Ryan Raffaelli, associate professor at Harvard Business School, gave the keynote speech at Winter Institute 15 in Baltimore on Wednesday morning. Raffaelli studies innovation and transformation in legacy businesses and released a preliminary academic paper on his eight-year-long study of independent bookselling.
Raffaelli initially focused on the transformation of companies like German pencil maker Faber Castell, which benefitted from the 2015 coloring book boom; the Italian notebook company Moleskine which has partnered with app developer Evernote; and the Swiss mechanical watch industry which went on to compete with digital watches by creating the Swatch.
"What happens when radical technology comes into a new industry, you have an area of technological fermentation," said Raffaelli, who described this as an era in which different ideas compete for dominance, before choosing a winner and moving onto an era of incremental change.The question then becomes, how does the established dominant design compete and even thrive when facing competition from new designs or ideas.
Moving on to bookselling, he outlined a "catalog of competitors" to indie bookselling. This list is familiar and began with mall chain stores, the rise of the big box store, the birth of Amazon.com, the emergence of e-books. "The year 2009 saw the lowest number of ABA bookstores two years after the introduction of the e-book," noted Raffaelli. The industry then bounced back.
His report identified several factors that signalled the sea change that brought about the resurgence of numbers. First was "community," which bookstores identified has a movement. This was amplified by a massive boom in social media. Around 2010, people stopped talking about bookstore activism and getting bookstores fair pricing from publishers and others, and shifting to talk of 'localism' — or buying local," said Raffaelli.
He next identified the emergence of the concept of curation in stores and identified handselling as something the corporate retailers cannot replicate, calling it "pure gold" and the means by which "humans can beat algorithms."
Rafaelli's third concept was "convening" — the notion that booksellers have an ability to bring people into their stores for a conversation. He finally landed on the notion of "collective identity," which is the value system that identifies independent bookstores.

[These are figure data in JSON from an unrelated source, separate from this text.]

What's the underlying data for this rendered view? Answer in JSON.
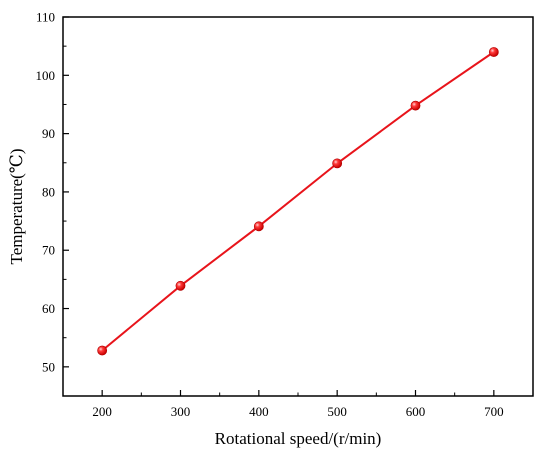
{
  "chart_data": {
    "type": "line",
    "title": "",
    "xlabel": "Rotational speed/(r/min)",
    "ylabel": "Temperature(℃)",
    "xlim": [
      150,
      750
    ],
    "ylim": [
      45,
      110
    ],
    "x_ticks": [
      200,
      300,
      400,
      500,
      600,
      700
    ],
    "y_ticks": [
      50,
      60,
      70,
      80,
      90,
      100,
      110
    ],
    "grid": false,
    "legend": "none",
    "series": [
      {
        "x": [
          200,
          300,
          400,
          500,
          600,
          700
        ],
        "y": [
          52.8,
          63.9,
          74.1,
          84.9,
          94.8,
          104.0
        ],
        "color": "#e8141b",
        "marker": "circle"
      }
    ]
  }
}
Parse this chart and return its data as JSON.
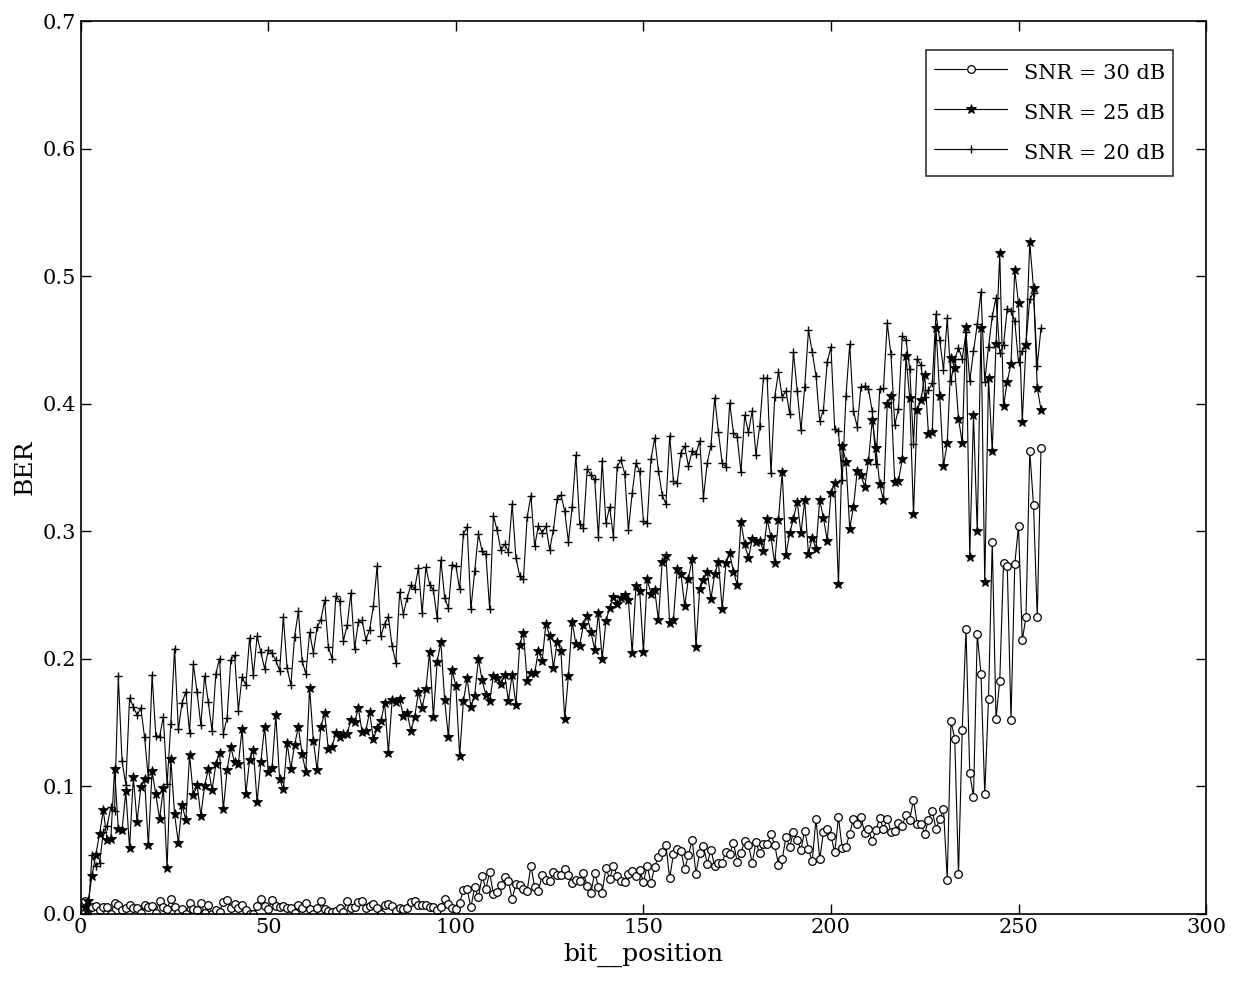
{
  "title": "",
  "xlabel": "bit__position",
  "ylabel": "BER",
  "xlim": [
    0,
    300
  ],
  "ylim": [
    0,
    0.7
  ],
  "xticks": [
    0,
    50,
    100,
    150,
    200,
    250,
    300
  ],
  "yticks": [
    0.0,
    0.1,
    0.2,
    0.3,
    0.4,
    0.5,
    0.6,
    0.7
  ],
  "legend": [
    {
      "label": "SNR = 30 dB",
      "marker": "o"
    },
    {
      "label": "SNR = 25 dB",
      "marker": "*"
    },
    {
      "label": "SNR = 20 dB",
      "marker": "+"
    }
  ],
  "line_color": "#000000",
  "background_color": "#ffffff",
  "figsize": [
    12.4,
    9.81
  ],
  "dpi": 100
}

He underscored that the digital disruption that destroyed music retailers didn't happen in books, as e-books never took off in popularity the way that music downloads and pay-to-stream services have dominated music sales.
So, in summary: his three main factors contributing to the bookstore revival were "community," "curation" and what he called "convening."
The keys to the future are how booksellers will communicate the value of community, continue to compete on experience and quality, not price and inventory, and maintain the bookstore as a gathering place.
Two major challenges are how stores will contribute to data collection projects — Rafaelli implored booksellers to complete their ABACUS surveys — and then how bookstores will be able to exchange best practices with other small businesses and learn.
The growth in stores, said Rafaelli, is not necessarily a measure of health. "Margins, profitability, and turnover are indicators — not the number of stores," he said.
"Indie bookstores symbolize the power of community as a source of competitive advantage," said Rafaelli in conclusion.